Congress already has a comic, now a pop singer is trying to join him. American Idol runner-up Clay Aiken has announced a bid for a North Carolina congressional seat.
People snickered when Al Franken entered politics, but it was no joke when he rode his comic reputation on Saturday Night Live and a syndicated political talk show to victory over incumbent Minnesota Senator Norm Coleman in 2008.
Skeptics doubt whether Aiken, despite his high-profile discovery on American Idol, music tours and bestselling book, can win a congressional seat in North Carolina, where he was born, grew up and eventually became a special education teacher in Raleigh. The skepticism centers on Aiken's political affiliation, activism and announcement in 2008 that he gay.
Some detractors also point out ‑ he is a perpetual loser, including being the runner-up in the fifth season of The Celebrity Apprentice in 2012.
But the Aiken story may not be so simplistic. Before he broke through on American Idol, Aiken, who grew up as a "proud Southern Baptist," specialized in contemporary Christian music. Christian Music Planet labeled Aiken an "American Idol Christian" in 2004. Some of his most popular work is on Christmas albums.
Aiken has a son who was born in North Carolina in 2008 and, in Southern tradition, was given his grandmother's maiden name, Foster, as his first name. The boy's mother is the sister of the producer of three of Aiken's albums.
In addition to the people interested in seeing a pop star at their local library, Aiken may be able to draw political support from his activism on behalf of AIDS prevention, gender equity and programs such as Toys for Tots. Aiken is credited with founding the National Inclusion Project that runs summer camps for children with physical and mental disabilities. President George W. Bush appointed Aiken to a presidential commission dealing with people with intellectual disabilities.
North Carolina's second congressional district seat is held by Republican Renee Ellmers, who in 2010 captured the seat, formerly a Democratic stronghold. Aiken, 35, has two Democratic primary opponents to defeat before he gets a chance to challenge Ellmers, chair of the GOP Women's Policy Committee.
Even though the district is evenly split with 36 percent Democrats and 36 percent Republicans, voters reflect a more conservative point of view. Mitt Romney captured 58 percent of the vote in the district in the 2012 election.

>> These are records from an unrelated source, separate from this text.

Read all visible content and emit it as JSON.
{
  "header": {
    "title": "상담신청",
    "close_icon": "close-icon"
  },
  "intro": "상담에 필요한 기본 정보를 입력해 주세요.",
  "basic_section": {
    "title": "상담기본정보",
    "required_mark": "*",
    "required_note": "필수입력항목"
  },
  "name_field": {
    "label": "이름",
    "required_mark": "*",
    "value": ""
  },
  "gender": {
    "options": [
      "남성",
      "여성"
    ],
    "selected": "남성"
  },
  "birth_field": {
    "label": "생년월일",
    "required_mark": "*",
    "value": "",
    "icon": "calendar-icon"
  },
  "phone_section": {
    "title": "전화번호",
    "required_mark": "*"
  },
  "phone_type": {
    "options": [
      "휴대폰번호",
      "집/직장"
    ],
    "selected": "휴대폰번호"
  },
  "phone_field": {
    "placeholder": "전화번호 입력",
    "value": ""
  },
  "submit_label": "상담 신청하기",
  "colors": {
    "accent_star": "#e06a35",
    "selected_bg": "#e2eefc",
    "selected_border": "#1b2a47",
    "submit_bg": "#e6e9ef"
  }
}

Aiken certainly isn’t the first, nor will he be the last, celebrity to run for Congress. Fred Grandy parlayed his Love Boat fame into an Iowa congressional seat and Sonny Bono’s helped catapult him to a seat in Congress representing Palm Springs. Attorney Fred Thompson, who played an attorney on Law & Order, represented Kentucky in the Senate. All were Republicans.
Well-known football players and coaches have had mixed success at the ballot box. Star Pittsburgh Steeler Lynn Swann lost his 2006 bid to become governor of Pennsylvania, legendary Nebraska football coach Tom Osborne made it to Congress in 2000, only to lose a subsequent bid for governor. Hall of Fame Seattle Seahawks receiver Steve Largent was elected to Congress from Oklahoma in 1994 and eight years later lost an election for governor. They all were Republicans.
The celebrity who rose the highest was Ronald Reagan, and he was also a Republican.
In addition to Franken, Aiken could find inspiration from Ben Jones, a Democrat who leveraged — or perhaps overcame — his role as Cooter on the Dukes of Hazzard to represent a district in Georgia in Congress.